I’m not sure why Arezzo isn’t more of a tourist destination, but I’m not complaining. It’s a very nice city. Although its population is about 90,000, the old city is compact and walkable, if you don’t mind some steep climbs.

If you enter on the side of town where the rail station is, then you walk mostly uphill, first gradually then not so gradually, probably via Corso Italia until you reach the cathedral on the upper end of town. In the neighborhood of the cathedral, there is a beautiful park that looks over the “back” walls, a fortress (we haven’t visited yet), ancient churches, Petrarch’s house, some old municipal buildings, and, of course, your palazzi e piazze.

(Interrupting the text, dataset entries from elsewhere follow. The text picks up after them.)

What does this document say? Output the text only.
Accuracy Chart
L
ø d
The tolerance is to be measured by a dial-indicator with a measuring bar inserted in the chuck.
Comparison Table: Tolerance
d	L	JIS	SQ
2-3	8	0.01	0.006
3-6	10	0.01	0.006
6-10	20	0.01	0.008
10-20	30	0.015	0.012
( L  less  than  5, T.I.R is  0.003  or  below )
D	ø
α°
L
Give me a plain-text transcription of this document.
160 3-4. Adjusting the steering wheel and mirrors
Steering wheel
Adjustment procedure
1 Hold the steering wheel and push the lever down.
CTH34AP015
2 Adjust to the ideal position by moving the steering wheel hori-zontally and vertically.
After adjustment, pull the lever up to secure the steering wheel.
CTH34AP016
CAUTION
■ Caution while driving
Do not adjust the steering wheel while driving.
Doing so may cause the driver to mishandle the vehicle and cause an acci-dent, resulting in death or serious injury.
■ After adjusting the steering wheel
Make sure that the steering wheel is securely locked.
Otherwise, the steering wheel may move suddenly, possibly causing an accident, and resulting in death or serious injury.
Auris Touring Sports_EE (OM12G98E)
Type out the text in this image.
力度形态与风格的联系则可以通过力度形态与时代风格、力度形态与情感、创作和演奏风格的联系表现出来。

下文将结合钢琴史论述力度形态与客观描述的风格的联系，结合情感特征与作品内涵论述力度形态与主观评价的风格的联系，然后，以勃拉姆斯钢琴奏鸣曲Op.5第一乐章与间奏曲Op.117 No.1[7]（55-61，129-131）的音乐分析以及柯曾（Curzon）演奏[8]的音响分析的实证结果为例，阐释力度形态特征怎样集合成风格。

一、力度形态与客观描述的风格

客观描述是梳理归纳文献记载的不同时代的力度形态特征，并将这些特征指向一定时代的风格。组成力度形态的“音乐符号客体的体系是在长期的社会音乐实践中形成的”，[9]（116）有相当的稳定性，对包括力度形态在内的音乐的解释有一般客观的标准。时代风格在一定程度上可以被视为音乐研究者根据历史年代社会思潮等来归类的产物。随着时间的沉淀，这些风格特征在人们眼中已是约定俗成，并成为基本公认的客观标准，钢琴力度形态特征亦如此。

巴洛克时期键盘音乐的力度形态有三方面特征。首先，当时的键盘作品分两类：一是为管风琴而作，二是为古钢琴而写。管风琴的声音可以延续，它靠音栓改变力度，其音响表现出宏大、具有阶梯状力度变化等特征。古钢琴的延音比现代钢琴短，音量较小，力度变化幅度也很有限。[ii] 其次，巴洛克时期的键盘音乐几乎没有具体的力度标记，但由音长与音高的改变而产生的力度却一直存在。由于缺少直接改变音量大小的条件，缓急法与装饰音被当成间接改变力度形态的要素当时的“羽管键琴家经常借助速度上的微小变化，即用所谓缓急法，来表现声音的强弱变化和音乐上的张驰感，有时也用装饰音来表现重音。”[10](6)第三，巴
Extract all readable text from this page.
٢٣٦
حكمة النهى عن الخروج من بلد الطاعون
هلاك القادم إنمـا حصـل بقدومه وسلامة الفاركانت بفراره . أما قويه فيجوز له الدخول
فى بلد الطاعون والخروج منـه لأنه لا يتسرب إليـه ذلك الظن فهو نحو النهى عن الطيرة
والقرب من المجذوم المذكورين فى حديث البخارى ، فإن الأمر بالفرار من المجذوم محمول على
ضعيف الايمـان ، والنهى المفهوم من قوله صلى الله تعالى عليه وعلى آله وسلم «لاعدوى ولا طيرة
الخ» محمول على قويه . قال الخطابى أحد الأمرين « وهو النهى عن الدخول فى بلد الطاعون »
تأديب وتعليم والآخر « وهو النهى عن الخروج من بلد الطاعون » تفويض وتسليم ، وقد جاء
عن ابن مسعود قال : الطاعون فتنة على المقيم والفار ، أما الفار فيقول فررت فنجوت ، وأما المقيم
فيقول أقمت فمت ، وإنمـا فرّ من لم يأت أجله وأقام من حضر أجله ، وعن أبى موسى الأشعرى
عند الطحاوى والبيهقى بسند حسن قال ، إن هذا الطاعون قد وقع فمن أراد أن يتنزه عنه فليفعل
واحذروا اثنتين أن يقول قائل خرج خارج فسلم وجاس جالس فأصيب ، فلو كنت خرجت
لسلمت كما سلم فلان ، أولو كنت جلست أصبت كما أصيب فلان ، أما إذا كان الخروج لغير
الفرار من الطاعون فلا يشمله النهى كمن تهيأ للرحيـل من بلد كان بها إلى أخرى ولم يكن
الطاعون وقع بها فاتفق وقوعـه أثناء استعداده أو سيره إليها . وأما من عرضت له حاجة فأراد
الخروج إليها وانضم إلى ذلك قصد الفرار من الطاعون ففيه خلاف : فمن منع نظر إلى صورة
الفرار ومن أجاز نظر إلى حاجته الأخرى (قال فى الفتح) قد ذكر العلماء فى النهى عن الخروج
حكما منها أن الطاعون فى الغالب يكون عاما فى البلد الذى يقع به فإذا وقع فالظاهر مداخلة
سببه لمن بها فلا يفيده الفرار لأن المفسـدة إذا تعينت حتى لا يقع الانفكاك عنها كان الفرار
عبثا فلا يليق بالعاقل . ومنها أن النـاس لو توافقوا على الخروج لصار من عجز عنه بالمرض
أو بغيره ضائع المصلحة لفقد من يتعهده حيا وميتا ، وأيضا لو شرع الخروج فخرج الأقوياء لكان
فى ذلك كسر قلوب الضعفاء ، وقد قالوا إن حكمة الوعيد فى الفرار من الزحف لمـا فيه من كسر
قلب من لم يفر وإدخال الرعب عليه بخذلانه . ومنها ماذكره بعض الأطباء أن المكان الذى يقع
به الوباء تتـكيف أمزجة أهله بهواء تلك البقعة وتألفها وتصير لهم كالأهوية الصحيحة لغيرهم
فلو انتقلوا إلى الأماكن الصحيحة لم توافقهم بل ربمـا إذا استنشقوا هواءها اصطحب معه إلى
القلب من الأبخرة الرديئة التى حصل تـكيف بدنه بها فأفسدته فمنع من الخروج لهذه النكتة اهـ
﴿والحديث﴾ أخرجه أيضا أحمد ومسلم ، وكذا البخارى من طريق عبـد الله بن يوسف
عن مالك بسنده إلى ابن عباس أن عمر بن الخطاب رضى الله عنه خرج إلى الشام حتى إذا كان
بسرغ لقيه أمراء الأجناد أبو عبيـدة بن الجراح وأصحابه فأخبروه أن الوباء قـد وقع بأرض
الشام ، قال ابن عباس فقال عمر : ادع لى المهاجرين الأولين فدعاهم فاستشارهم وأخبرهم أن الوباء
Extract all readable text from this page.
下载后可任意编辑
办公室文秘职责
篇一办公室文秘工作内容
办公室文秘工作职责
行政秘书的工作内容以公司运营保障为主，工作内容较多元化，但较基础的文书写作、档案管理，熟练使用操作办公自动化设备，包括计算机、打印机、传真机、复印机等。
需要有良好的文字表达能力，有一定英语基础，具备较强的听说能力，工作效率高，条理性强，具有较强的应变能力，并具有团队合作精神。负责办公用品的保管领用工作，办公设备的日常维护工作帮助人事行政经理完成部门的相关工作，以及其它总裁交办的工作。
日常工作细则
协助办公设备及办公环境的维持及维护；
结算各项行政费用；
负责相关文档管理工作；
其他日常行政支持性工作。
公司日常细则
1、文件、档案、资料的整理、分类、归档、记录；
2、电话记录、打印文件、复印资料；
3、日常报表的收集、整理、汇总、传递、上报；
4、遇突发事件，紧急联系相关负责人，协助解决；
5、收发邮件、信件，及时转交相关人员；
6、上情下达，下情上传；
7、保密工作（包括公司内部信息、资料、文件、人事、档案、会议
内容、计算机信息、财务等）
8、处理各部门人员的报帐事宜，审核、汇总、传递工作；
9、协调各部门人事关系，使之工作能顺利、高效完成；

Our apartment, on piazza San Gemignano, is spacious and overlooks the mountains in the distance. It’s up a couple flights of steep stairs and is 4 rooms plus the bath. The bigger bedroom is inside a old tower. The kitchen isn’t as well stocked as some because, we speculate, the apartment has only recently been made available for weekly rentals. What often happens at these rental apartments is that the kitchen benefits from the parade of renters, each leaving behind some of what they purchased for la cucina e la tavola. At any rate, after two days of making frustratingly small amounts of bad coffee in a tiny, leaky stove-top espresso maker with a dried out gasket and a half melted-off handle, we bought a bigger espresso maker from a sweet old couple who have a stall in an open-air market that operates in a nearby piazza. It was a real bargain at sei euro and the man threw in 4 extra gaskets.

We were going to visit Cortona by rail and bus today, but didn’t muster up the energy so we’ll do so tomorrow.